Let $S_1: x^2+y^2+2 x-2 y-2=0$
$\begin{aligned} & C_1 \equiv(-1,1) \text { and } r_1=\sqrt{1+1+2}=2 \\ & S_2: x^2+y^2-2 x+2 y+1=0 \\ & C_2 \equiv(1,-1) \text { and } r_2=\sqrt{1+1-1}=1\end{aligned}$


$\because \frac{\mathrm{C}_1 \mathrm{P}}{\mathrm{C}_2 \mathrm{P}}=\frac{\mathrm{r}_1}{\mathrm{r}_2}=\frac{2}{1} \Rightarrow \mathrm{C}_1 \mathrm{P}=2 \mathrm{C}_2 \mathrm{P}$
$\begin{aligned} & \text { Now, } \mathrm{C}_1 \mathrm{C}_2+\mathrm{C}_2 \mathrm{P}=\mathrm{C}_1 \mathrm{P} \Rightarrow \mathrm{C}_1 \mathrm{C}_2+\mathrm{C}_2 \mathrm{P}=2 \mathrm{C}_2 \mathrm{P} \\ & \Rightarrow \mathrm{C}_1 \mathrm{C}_2=\mathrm{C}_2 \mathrm{P}\end{aligned}$
So, $\mathrm{C}_2$ is mid point of $\mathrm{C}_1$ and $\mathrm{P}$.
$\begin{aligned} & \Rightarrow \frac{-1+x_1}{2}=1 \text { and } \frac{y_1+1}{2}=-1 \\ & \Rightarrow x_1=3, y_1=-3\end{aligned}$
$\therefore \quad \mathrm{P}\left(\mathrm{x}_1, \mathrm{y}_1\right)=(3,-3)$
Equation of line passing through $\mathrm{P}$ is :
$(y+3)=m(x-3) \Rightarrow m x-y-3 m-3=0$ ...(i)
$\because \quad r_2=$ Perpendicular distance from $(1,-1)$ to line (i)

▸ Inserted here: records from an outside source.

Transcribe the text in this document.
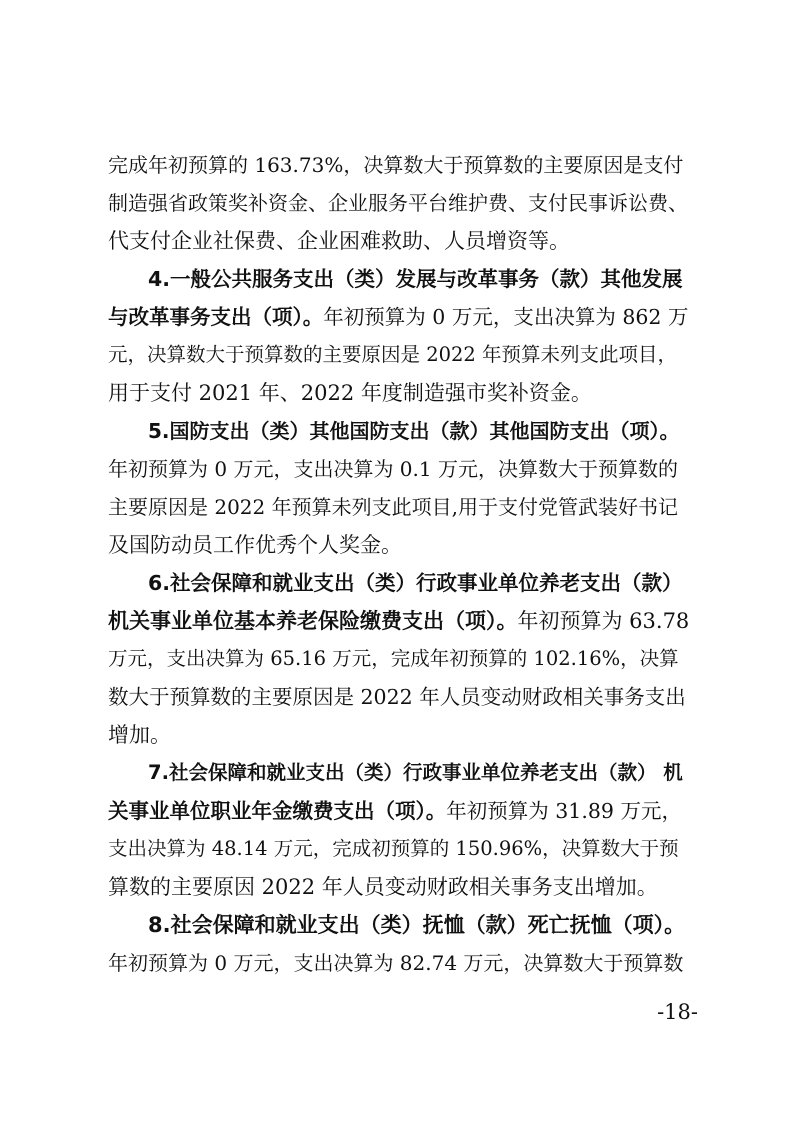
完成年初预算的 163.73%，决算数大于预算数的主要原因是支付
制造强省政策奖补资金、企业服务平台维护费、支付民事诉讼费、
代支付企业社保费、企业困难救助、人员增资等。
4.一般公共服务支出（类）发展与改革事务（款）其他发展
与改革事务支出（项）。年初预算为 0 万元，支出决算为 862 万
元，决算数大于预算数的主要原因是 2022 年预算未列支此项目，
用于支付 2021 年、2022 年度制造强市奖补资金。
5.国防支出（类）其他国防支出（款）其他国防支出（项）。
年初预算为 0 万元，支出决算为 0.1 万元，决算数大于预算数的
主要原因是 2022 年预算未列支此项目,用于支付党管武装好书记
及国防动员工作优秀个人奖金。
6.社会保障和就业支出（类）行政事业单位养老支出（款）
机关事业单位基本养老保险缴费支出（项）。年初预算为 63.78
万元，支出决算为 65.16 万元，完成年初预算的 102.16%，决算
数大于预算数的主要原因是 2022 年人员变动财政相关事务支出
增加。
7.社会保障和就业支出（类）行政事业单位养老支出（款） 机
关事业单位职业年金缴费支出（项）。年初预算为 31.89 万元，
支出决算为 48.14 万元，完成初预算的 150.96%，决算数大于预
算数的主要原因 2022 年人员变动财政相关事务支出增加。
8.社会保障和就业支出（类）抚恤（款）死亡抚恤（项）。
年初预算为 0 万元，支出决算为 82.74 万元，决算数大于预算数
-18-
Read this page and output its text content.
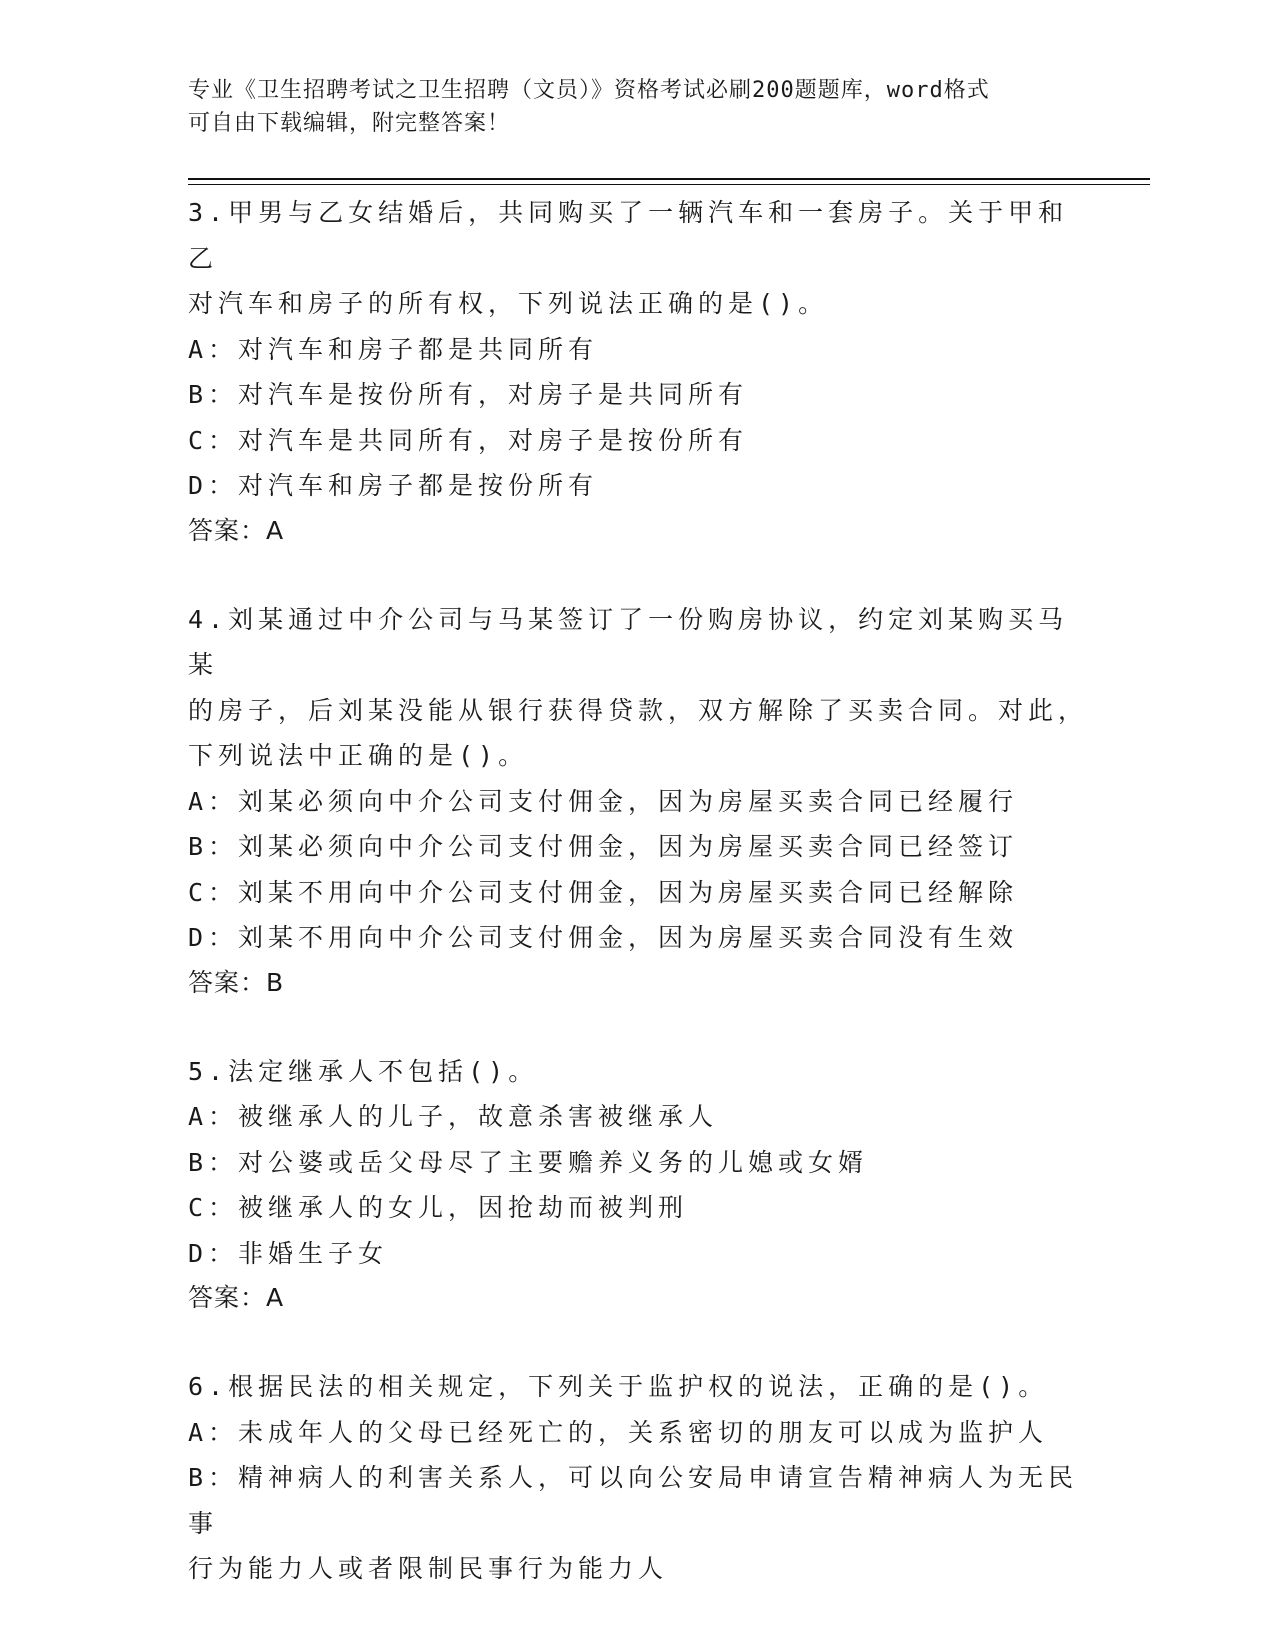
专业《卫生招聘考试之卫生招聘（文员）》资格考试必刷200题题库，word格式
可自由下载编辑，附完整答案！
3.甲男与乙女结婚后，共同购买了一辆汽车和一套房子。关于甲和乙
对汽车和房子的所有权，下列说法正确的是()。
A：对汽车和房子都是共同所有
B：对汽车是按份所有，对房子是共同所有
C：对汽车是共同所有，对房子是按份所有
D：对汽车和房子都是按份所有
答案：A
4.刘某通过中介公司与马某签订了一份购房协议，约定刘某购买马某
的房子，后刘某没能从银行获得贷款，双方解除了买卖合同。对此，
下列说法中正确的是()。
A：刘某必须向中介公司支付佣金，因为房屋买卖合同已经履行
B：刘某必须向中介公司支付佣金，因为房屋买卖合同已经签订
C：刘某不用向中介公司支付佣金，因为房屋买卖合同已经解除
D：刘某不用向中介公司支付佣金，因为房屋买卖合同没有生效
答案：B
5.法定继承人不包括()。
A：被继承人的儿子，故意杀害被继承人
B：对公婆或岳父母尽了主要赡养义务的儿媳或女婿
C：被继承人的女儿，因抢劫而被判刑
D：非婚生子女
答案：A
6.根据民法的相关规定，下列关于监护权的说法，正确的是()。
A：未成年人的父母已经死亡的，关系密切的朋友可以成为监护人
B：精神病人的利害关系人，可以向公安局申请宣告精神病人为无民事
行为能力人或者限制民事行为能力人
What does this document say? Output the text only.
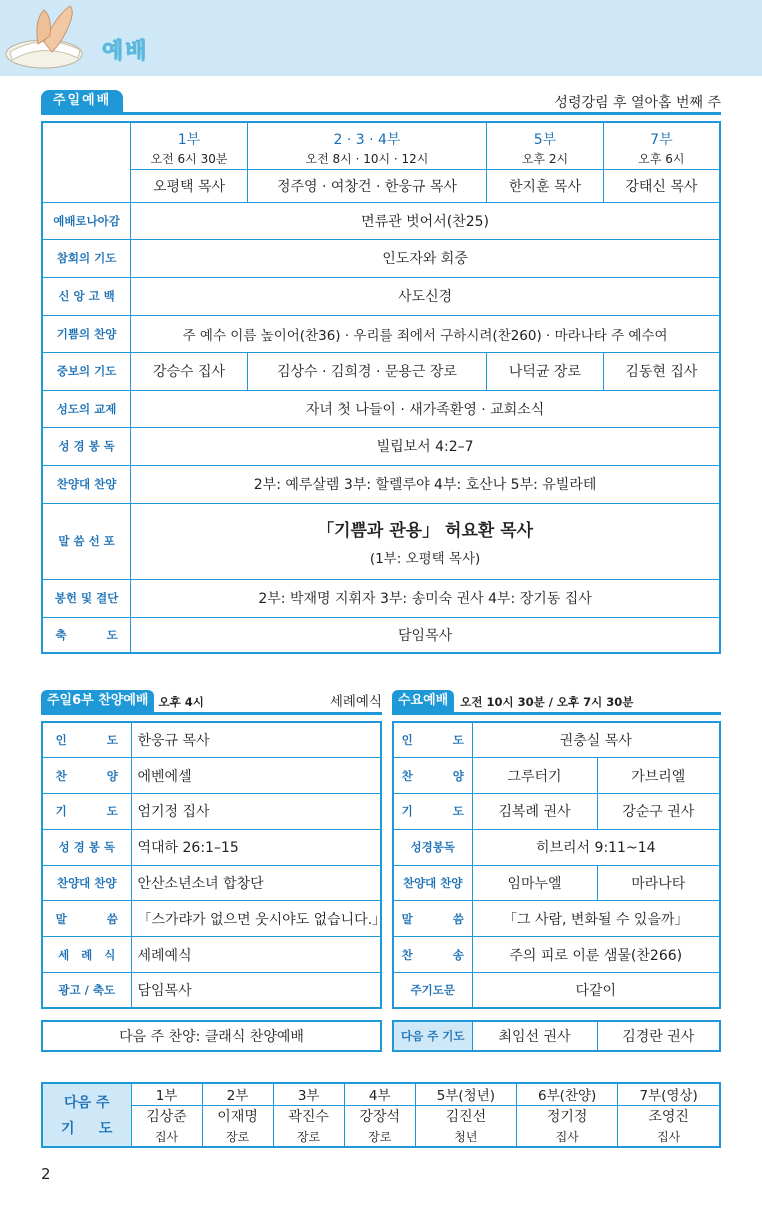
예배
주일예배	성령강림 후 열아홉 번째 주
	1부	2 · 3 · 4부	5부	7부
	오전 6시 30분	오전 8시 · 10시 · 12시	오후 2시	오후 6시
	오평택 목사	정주영 · 여창건 · 한웅규 목사	한지훈 목사	강태신 목사
예배로나아감	면류관 벗어서(찬25)			
참회의 기도	인도자와 회중			
신 앙 고 백	사도신경			
기쁨의 찬양	주 예수 이름 높이어(찬36) · 우리를 죄에서 구하시려(찬260) · 마라나타 주 예수여			
중보의 기도	강승수 집사	김상수 · 김희경 · 문용근 장로	나덕균 장로	김동현 집사
성도의 교제	자녀 첫 나들이 · 새가족환영 · 교회소식			
성 경 봉 독	빌립보서 4:2–7			
찬양대 찬양	2부: 예루살렘 3부: 할렐루야 4부: 호산나 5부: 유빌라테			
말 씀 선 포	「기쁨과 관용」 허요환 목사
(1부: 오평택 목사)			

봉헌 및 결단	2부: 박재명 지휘자 3부: 송미숙 권사 4부: 장기동 집사			
축          도	담임목사			
주일6부 찬양예배 오후 4시	세례예식
인          도	한웅규 목사
찬          양	에벤에셀
기          도	엄기정 집사
성 경 봉 독	역대하 26:1–15
찬양대 찬양	안산소년소녀 합창단
말          씀	「스가랴가 없으면 웃시야도 없습니다.」
세   례   식	세례예식
광고 / 축도	담임목사
다음 주 찬양: 클래식 찬양예배
수요예배	오전 10시 30분 / 오후 7시 30분
인          도	권충실 목사	
찬          양	그루터기	가브리엘
기          도	김복례 권사	강순구 권사
성경봉독	히브리서 9:11~14	
찬양대 찬양	임마누엘	마라나타
말          씀	「그 사람, 변화될 수 있을까」	
찬          송	주의 피로 이룬 샘물(찬266)	
주기도문	다같이	
다음 주 기도	최임선 권사	김경란 권사
다음 주
기     도	1부	2부	3부	4부	5부(청년)	6부(찬양)	7부(영상)
	김상준	이재명	곽진수	강장석	김진선	정기정	조영진
	집사	장로	장로	장로	청년	집사	집사
2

$\Rightarrow 1=\left|\frac{\mathrm{m}+1-3 \mathrm{~m}-3}{\sqrt{\mathrm{m}^2+1}}\right| \Rightarrow 3 \mathrm{~m}^2+8 \mathrm{~m}+3=0$
$\begin{aligned} & \Rightarrow \mathrm{m}=\frac{-8 \pm \sqrt{28}}{6} \\ & \therefore \mathrm{m}_1=\frac{-8+\sqrt{28}}{6} \text { and } \mathrm{m}_2=\frac{-8-\sqrt{28}}{6}\end{aligned}$
$\Rightarrow m_1 m_2=\frac{64-28}{36}=1$